I don't know what people take me for, aside from a standoffish, unpredictable, emotional wreck. There's more to me, but just how much more can they see?
This doesn't concern me when I have other things in mind to worry about. Such as how it is that I can give the best advice, yet nothing works for me?
I just hope that I'm helping in the least bit to the people I speak to. I just want them to avoid any heartache I have or am experiencing.
Some of the pain is a result of my actions, maybe, but a bulk of it is just from people being rude and careless. I don't know why I'm the target of those kinds of people, but I always am.
No one should experience that.
So I have no tolerance when it happens to me, or anyone else.
Treat me or anyone else like dirt, damn right I'll tell you off.
You're probably right.
I guess I'm just scared to trust. I try not to open up because I only get hurt whenever I do. But, it's not fair to someone I don't know, because I don't know how they'll treat me yet.

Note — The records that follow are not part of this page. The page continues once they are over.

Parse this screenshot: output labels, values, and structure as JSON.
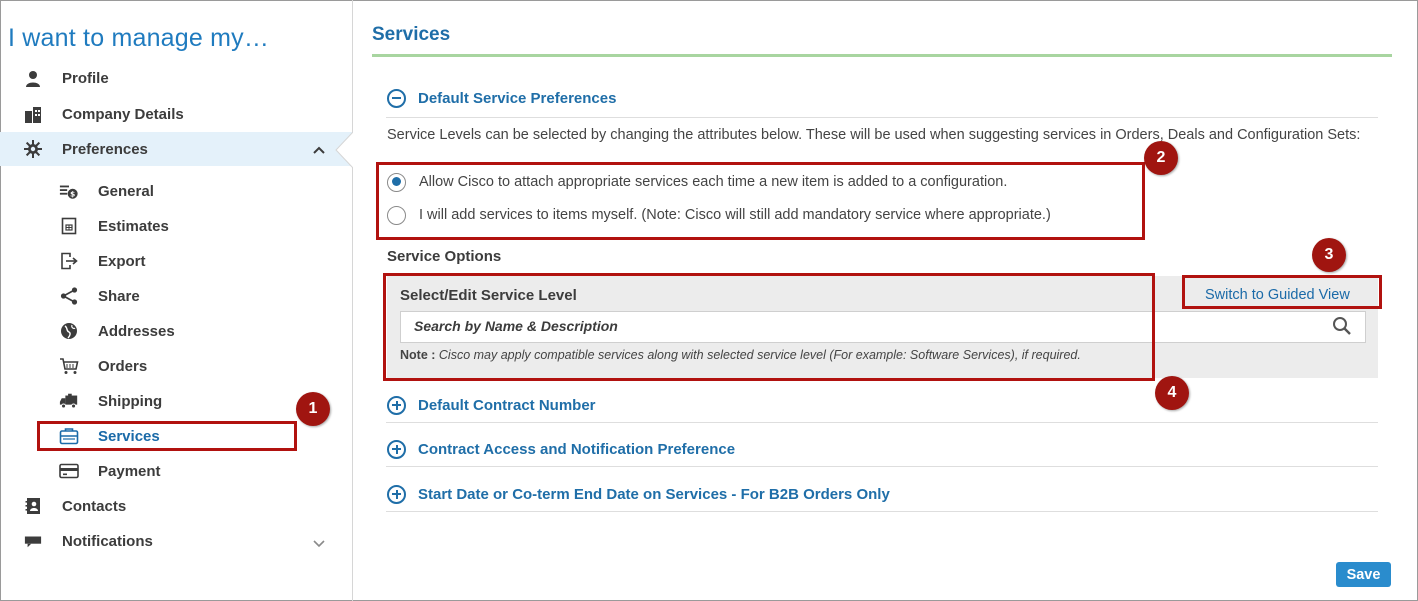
{
  "sidebar": {
    "title": "I want to manage my…",
    "items": [
      {
        "label": "Profile",
        "icon": "person-icon"
      },
      {
        "label": "Company Details",
        "icon": "buildings-icon"
      },
      {
        "label": "Preferences",
        "icon": "gear-icon",
        "expanded": true
      },
      {
        "label": "Contacts",
        "icon": "address-book-icon"
      },
      {
        "label": "Notifications",
        "icon": "message-icon"
      }
    ],
    "preferences_sub": [
      {
        "label": "General",
        "icon": "general-settings-icon"
      },
      {
        "label": "Estimates",
        "icon": "estimate-doc-icon"
      },
      {
        "label": "Export",
        "icon": "export-icon"
      },
      {
        "label": "Share",
        "icon": "share-icon"
      },
      {
        "label": "Addresses",
        "icon": "globe-icon"
      },
      {
        "label": "Orders",
        "icon": "cart-icon"
      },
      {
        "label": "Shipping",
        "icon": "truck-icon"
      },
      {
        "label": "Services",
        "icon": "services-icon",
        "current": true
      },
      {
        "label": "Payment",
        "icon": "card-icon"
      }
    ]
  },
  "main": {
    "title": "Services",
    "default_service_preferences": {
      "heading": "Default Service Preferences",
      "description": "Service Levels can be selected by changing the attributes below. These will be used when suggesting services in Orders, Deals and Configuration Sets:",
      "options": [
        {
          "label": "Allow Cisco to attach appropriate services each time a new item is added to a configuration.",
          "selected": true
        },
        {
          "label": "I will add services to items myself. (Note: Cisco will still add mandatory service where appropriate.)",
          "selected": false
        }
      ]
    },
    "service_options": {
      "heading": "Service Options",
      "panel_label": "Select/Edit Service Level",
      "guided_view_link": "Switch to Guided View",
      "search_placeholder": "Search by Name & Description",
      "note_label": "Note :",
      "note_text": "Cisco may apply compatible services along with selected service level (For example: Software Services), if required."
    },
    "collapsed_sections": [
      "Default Contract Number",
      "Contract Access and Notification Preference",
      "Start Date or Co-term End Date on Services - For B2B Orders Only"
    ],
    "save_label": "Save"
  },
  "callouts": [
    "1",
    "2",
    "3",
    "4"
  ],
  "colors": {
    "accent_blue": "#1f6ea8",
    "title_blue": "#1f7bbf",
    "callout_red": "#b1120f",
    "save_button": "#2a8ccd",
    "panel_grey": "#ececec",
    "title_rule_green": "#a8d5a0"
  }
}
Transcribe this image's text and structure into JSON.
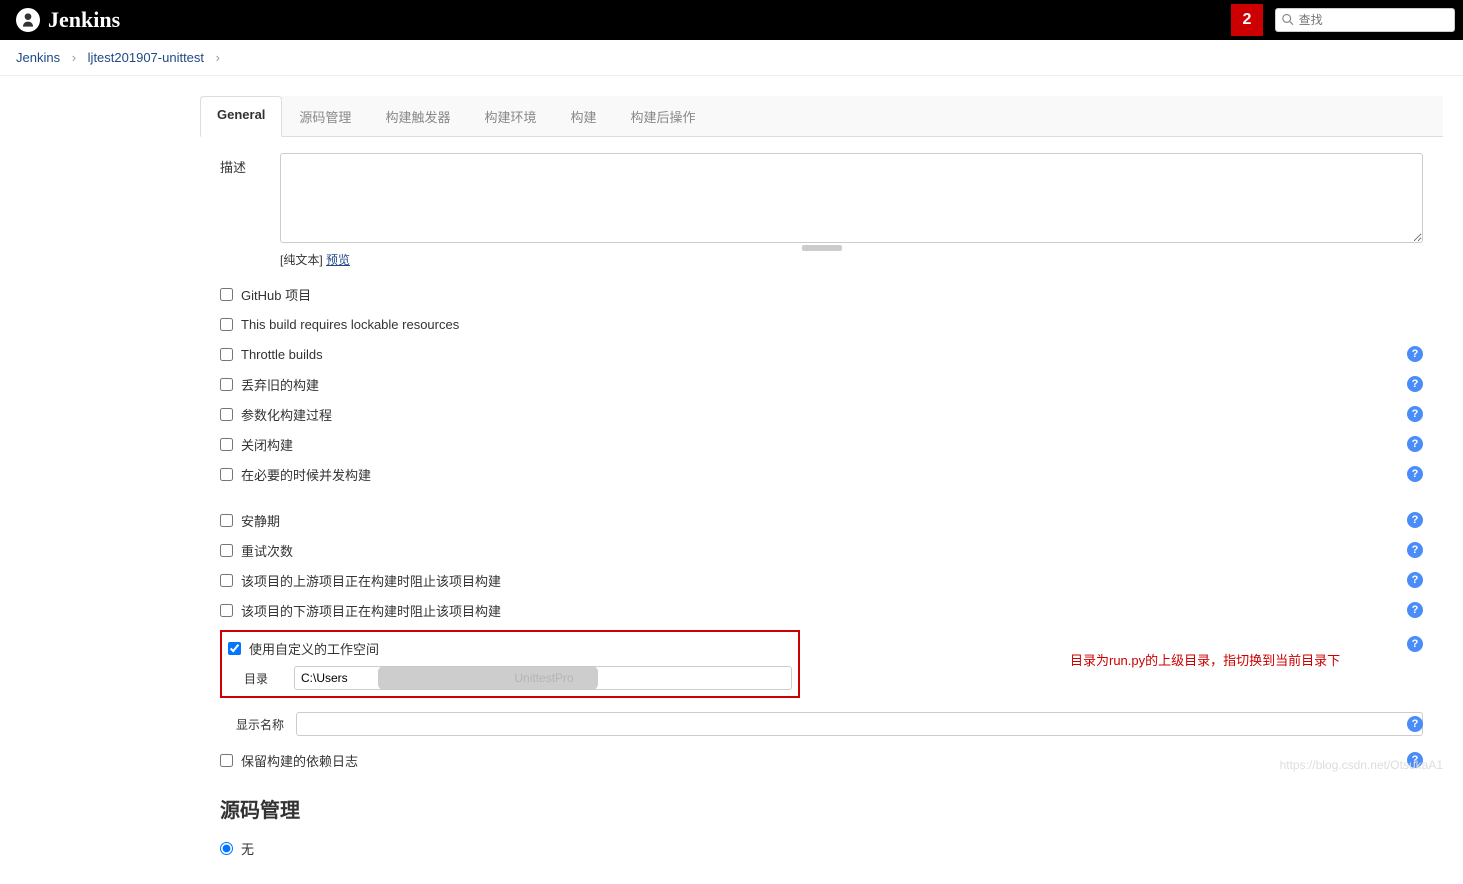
{
  "header": {
    "brand": "Jenkins",
    "notification_count": "2",
    "search_placeholder": "查找"
  },
  "breadcrumb": {
    "items": [
      "Jenkins",
      "ljtest201907-unittest"
    ]
  },
  "tabs": {
    "items": [
      "General",
      "源码管理",
      "构建触发器",
      "构建环境",
      "构建",
      "构建后操作"
    ],
    "active": 0
  },
  "general": {
    "description_label": "描述",
    "description_value": "",
    "plaintext_label": "[纯文本]",
    "preview_link": "预览",
    "checkboxes": [
      {
        "label": "GitHub 项目",
        "checked": false,
        "help": false
      },
      {
        "label": "This build requires lockable resources",
        "checked": false,
        "help": false
      },
      {
        "label": "Throttle builds",
        "checked": false,
        "help": true
      },
      {
        "label": "丢弃旧的构建",
        "checked": false,
        "help": true
      },
      {
        "label": "参数化构建过程",
        "checked": false,
        "help": true
      },
      {
        "label": "关闭构建",
        "checked": false,
        "help": true
      },
      {
        "label": "在必要的时候并发构建",
        "checked": false,
        "help": true
      }
    ],
    "checkboxes2": [
      {
        "label": "安静期",
        "checked": false,
        "help": true
      },
      {
        "label": "重试次数",
        "checked": false,
        "help": true
      },
      {
        "label": "该项目的上游项目正在构建时阻止该项目构建",
        "checked": false,
        "help": true
      },
      {
        "label": "该项目的下游项目正在构建时阻止该项目构建",
        "checked": false,
        "help": true
      }
    ],
    "custom_workspace": {
      "label": "使用自定义的工作空间",
      "checked": true,
      "dir_label": "目录",
      "dir_value": "C:\\Users                                                  UnittestPro",
      "help": true
    },
    "annotation": "目录为run.py的上级目录，指切换到当前目录下",
    "display_name_label": "显示名称",
    "display_name_value": "",
    "keep_deps": {
      "label": "保留构建的依赖日志",
      "checked": false,
      "help": true
    }
  },
  "scm": {
    "title": "源码管理",
    "none_label": "无"
  },
  "watermark": "https://blog.csdn.net/OtsukaA1"
}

I need someone I can trust to tell a dark secret to. Well, it's not dark, and it's more of a new discovery or realization than a secret. I just need to talk to someone about it, but I don't think anyone's around.
Well, it's time for me to go, now.
I feel kind of miserable because I don't know what I'm waiting for at this point. I don't know if I'm waiting to start over or be rejected.
I feel like it's the second thing, though.
Today doesn't feel so good.
Something's been biting at me all night, and it's just a disturbing feeling inside.
Sometimes I just feel this, and can't even explain why, but my parents yell at me and tell me to stop if I say that's what's bothering me.
Um, obviously, if I feel disturbed, it's not by choice. I mean, who would want to? That's kinda stupid.